The German Joseph Heinrich Beuys is one of the most emblematic representatives of the conceptual currents in the art of the second half of the twentieth century. His is an art that moves along completely new paths, completely merging his existence with his being an artist. Beuys, a German aviation fighter on the side of the Nazis during the Second World War, is the most radical expression of the European intellectual who seeks to be reborn from a cumbersome past. Beuys invents the concept of social sculpture, capable of leading to a more correct society; he thinks that every man is an artist and that if everyone used their creativity, then we would all be free beings.

Bansky

He is probably the most famous street artist in the world, as well as one of the most controversial. His fame is also due to the fact that his identity is not known, as well as to the “anti-system” message of many of his works and criticism of capitalism. Banksy’s style is characterized by the use of graffiti stencils made by spraying paint on one or more masks. His drawings are sometimes accompanied by slogans against war, power, greed.

Damien Hirst

Genius of art and the market, leader of the Young British Artists group, dominated the art scene in the nineties. “A Thousand Years” is the first surprising work Hirst creates out of college. Inside the display case, flies flit over a cow’s head lying in a pool of frozen blood. It is the synthesis of life and death. The following works were the repetition of an always brilliant and brilliant intuition of the artist that made him one of the most expensive living artists in the art world.

Jasper Johns

Together with Robert Rauschenberg is the leading exponent of New Dada. He invented a new style that would later contribute to the birth of various artistic movements such as Pop Art, Minimal and Conceptual Art. Johns initially devoted himself to advertising, but later moved away from it to move towards art.

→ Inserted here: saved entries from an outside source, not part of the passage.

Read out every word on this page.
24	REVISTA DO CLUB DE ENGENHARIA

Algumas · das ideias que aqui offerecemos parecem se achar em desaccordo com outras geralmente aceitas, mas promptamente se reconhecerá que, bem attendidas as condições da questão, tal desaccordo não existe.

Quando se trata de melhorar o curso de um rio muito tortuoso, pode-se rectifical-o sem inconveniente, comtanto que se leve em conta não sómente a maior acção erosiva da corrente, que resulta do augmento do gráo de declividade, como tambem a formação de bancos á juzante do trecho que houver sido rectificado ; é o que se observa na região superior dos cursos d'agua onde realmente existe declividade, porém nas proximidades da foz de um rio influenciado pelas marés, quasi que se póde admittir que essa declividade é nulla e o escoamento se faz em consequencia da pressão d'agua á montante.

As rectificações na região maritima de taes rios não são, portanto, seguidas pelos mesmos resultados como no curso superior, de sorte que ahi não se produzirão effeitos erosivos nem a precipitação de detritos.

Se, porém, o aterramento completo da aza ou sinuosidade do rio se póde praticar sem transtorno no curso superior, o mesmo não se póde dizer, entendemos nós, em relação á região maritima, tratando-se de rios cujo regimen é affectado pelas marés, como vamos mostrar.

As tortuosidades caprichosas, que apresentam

In the 1950s he created “Three Flags” which became the icon of the contemporary world.

Jeff Koons

Considered a neo-pop icon and famous all over the world for his large-scale works inspired by kitsch, he has recently created the cover of the new Lady Gaga record. His art is expressed through the use of a wide range of techniques, sculpture, painting, installations and photography, and the use of different materials including colors, plastics, inflatables, marble, metals, ceramics. The work “Hanging Heart” was sold on November 14, 2007 at an auction at Sotheby’s for the sum of 23,561,000 dollars.